Connecting two solar panel in parallel to get more current. Please see!

[navienavnav]

I have two 5.5V 210 mA (under peak sunlight) solar panels which I bought off eBay just for fun. I wanted to connect these two in "parallel" to gain more current when both the panels are placed under the sun. But, let's suppose that one of the solar panel produces slightly less voltage than the other. In this case, the solar panel which is producing more voltage will instead force some current into the other solar panel, which won't be good and waste one solar panel's purpose. I thought of placing a blocking diode to prevent this reverse flow of current but it still is going to ruin the purpose of the parallel connection of the panels as the panel producing lower voltage will just be cut off (am i right?) due to the diode in such a case. Is there a simple (not involving complex ICs) way of still getting maximum current output from this setup? :razz:

 

[BradtheRad]

Put the diode inline with the panel that puts out higher voltage.

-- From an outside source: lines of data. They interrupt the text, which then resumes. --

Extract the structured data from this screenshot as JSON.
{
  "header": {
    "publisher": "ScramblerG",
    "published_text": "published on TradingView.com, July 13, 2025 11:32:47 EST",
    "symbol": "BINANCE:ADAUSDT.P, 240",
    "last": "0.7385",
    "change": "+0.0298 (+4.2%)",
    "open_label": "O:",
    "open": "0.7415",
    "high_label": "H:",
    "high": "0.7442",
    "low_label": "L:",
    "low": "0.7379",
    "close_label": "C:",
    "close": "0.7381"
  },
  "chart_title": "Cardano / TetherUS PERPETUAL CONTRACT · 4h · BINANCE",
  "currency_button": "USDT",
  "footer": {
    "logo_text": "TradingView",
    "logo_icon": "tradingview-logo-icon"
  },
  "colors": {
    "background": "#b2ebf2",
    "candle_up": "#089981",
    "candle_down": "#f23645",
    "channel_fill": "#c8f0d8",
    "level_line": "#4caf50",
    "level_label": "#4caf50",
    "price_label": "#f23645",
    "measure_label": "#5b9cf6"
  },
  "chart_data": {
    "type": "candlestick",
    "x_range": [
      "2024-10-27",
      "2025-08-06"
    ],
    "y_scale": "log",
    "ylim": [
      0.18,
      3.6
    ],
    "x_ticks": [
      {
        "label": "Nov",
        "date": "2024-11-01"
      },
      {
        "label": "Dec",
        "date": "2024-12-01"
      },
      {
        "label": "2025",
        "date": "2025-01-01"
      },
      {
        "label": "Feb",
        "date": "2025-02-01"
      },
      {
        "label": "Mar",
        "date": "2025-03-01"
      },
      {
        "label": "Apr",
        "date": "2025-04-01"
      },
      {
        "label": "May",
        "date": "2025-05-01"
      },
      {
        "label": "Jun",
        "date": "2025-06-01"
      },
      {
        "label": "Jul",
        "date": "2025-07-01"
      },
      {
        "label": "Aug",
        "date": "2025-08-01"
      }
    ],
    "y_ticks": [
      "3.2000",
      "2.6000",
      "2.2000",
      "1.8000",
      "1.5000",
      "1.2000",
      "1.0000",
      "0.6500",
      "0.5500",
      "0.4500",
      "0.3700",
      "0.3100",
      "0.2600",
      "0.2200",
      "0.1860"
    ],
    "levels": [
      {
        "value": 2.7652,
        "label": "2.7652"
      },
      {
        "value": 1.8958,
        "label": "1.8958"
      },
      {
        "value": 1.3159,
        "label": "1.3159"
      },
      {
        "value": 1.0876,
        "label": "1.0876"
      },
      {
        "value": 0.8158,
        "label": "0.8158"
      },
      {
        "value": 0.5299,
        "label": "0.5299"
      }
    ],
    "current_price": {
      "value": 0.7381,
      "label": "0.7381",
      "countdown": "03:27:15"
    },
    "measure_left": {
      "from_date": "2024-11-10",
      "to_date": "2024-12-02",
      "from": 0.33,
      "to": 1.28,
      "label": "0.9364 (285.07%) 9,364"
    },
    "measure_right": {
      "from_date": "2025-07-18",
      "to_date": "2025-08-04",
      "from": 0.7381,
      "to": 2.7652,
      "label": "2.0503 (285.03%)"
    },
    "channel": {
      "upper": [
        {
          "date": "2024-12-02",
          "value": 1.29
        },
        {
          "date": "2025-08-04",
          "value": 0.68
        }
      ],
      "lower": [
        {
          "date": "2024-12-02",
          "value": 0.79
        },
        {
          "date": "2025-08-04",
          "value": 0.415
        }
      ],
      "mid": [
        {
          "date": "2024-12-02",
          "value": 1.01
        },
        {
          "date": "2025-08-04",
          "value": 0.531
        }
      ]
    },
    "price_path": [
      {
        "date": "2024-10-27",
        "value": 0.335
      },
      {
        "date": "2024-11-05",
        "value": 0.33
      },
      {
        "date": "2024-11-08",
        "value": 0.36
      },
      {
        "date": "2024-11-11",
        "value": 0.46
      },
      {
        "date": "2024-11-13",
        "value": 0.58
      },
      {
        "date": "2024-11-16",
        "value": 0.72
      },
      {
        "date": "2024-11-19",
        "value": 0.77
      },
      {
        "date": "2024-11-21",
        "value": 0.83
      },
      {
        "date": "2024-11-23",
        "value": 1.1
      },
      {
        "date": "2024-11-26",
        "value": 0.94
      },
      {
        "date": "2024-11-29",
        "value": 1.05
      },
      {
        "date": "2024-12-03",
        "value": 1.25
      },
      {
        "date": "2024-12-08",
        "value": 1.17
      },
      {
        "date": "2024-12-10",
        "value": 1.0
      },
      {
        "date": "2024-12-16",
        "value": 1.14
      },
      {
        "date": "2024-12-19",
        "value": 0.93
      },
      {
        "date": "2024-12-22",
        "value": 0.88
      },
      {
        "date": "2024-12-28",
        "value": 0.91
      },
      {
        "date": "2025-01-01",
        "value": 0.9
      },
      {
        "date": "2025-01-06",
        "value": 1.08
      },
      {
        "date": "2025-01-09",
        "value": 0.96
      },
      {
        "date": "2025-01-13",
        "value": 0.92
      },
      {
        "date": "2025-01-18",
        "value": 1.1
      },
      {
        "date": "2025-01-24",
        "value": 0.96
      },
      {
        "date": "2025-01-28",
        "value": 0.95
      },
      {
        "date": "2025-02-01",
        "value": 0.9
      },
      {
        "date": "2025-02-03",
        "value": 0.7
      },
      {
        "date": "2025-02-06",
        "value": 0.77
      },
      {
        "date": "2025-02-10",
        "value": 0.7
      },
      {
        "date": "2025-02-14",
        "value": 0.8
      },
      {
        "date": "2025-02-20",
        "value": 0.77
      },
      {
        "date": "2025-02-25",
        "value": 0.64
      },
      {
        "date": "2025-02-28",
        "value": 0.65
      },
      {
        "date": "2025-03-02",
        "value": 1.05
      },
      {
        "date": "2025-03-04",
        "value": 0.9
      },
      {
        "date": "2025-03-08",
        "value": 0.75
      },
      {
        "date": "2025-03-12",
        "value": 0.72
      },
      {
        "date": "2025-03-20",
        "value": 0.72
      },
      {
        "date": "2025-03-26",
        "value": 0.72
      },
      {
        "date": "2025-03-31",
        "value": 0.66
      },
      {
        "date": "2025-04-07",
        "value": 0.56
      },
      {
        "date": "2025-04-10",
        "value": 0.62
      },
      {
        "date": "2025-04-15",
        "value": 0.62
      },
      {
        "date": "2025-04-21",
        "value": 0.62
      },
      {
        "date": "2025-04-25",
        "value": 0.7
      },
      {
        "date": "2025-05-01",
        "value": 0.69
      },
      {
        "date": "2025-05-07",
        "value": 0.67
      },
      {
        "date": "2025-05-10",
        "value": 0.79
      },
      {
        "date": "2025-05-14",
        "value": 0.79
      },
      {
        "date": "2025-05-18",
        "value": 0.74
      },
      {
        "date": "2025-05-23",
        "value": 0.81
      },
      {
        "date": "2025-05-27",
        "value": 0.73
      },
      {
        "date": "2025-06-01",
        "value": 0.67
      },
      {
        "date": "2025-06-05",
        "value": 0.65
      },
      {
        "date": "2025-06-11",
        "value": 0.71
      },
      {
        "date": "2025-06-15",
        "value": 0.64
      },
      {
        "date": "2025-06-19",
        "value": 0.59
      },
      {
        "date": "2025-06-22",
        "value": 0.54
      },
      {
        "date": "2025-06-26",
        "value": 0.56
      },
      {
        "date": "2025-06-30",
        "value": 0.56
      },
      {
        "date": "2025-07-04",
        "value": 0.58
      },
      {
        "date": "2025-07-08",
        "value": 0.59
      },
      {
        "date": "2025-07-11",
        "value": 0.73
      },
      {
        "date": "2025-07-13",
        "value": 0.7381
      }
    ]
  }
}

Situation at beginning where one panel is stronger. It puts out slightly higher voltage and has less internal resistance.

Diode installed inline with stronger panel. The diode wastes a small amount of power.

Load removed to show there is virtually no backflow into weaker panel:

 

[navienavnav]

Thank you so much for this! And with diagrams! You couldn't possibly have done more! I'll try this out ASAP. Thanks so much! I'll let you know if things don't work out. But i don't understand, when the load is disconnected, the diode is still forward-biased, right? Then how come the amount of current going through the lower panel so low? And for how much (potential difference) difference between the higher and lower outputting panels will this circuit be feasible? Like in this case, the difference between the two is .5. If we denote this with a variable x, then how much in magnitude can we make this 'x' and still expect decent working of this circuit?

 

[BradtheRad]

But i don't understand, when the load is disconnected, the diode is still forward-biased, right? Then how come the amount of current going through the lower panel so low? And for how much (potential difference) difference between the higher and lower outputting panels will this circuit be feasible? Like in this case, the difference between the two is .5. If we denote this with a variable x, then how much in magnitude can we make this 'x' and still expect decent working of this circuit?

The diode is an easy way to reduce a DC supply by 0.6 V.

A common silicon diode creates a voltage drop of 0.6V. (There are other types of diodes which create different voltage drops).

If the difference between the panels is more than 0.6V, then the strong supply will overcome the voltage drop, and you may need to add a second diode.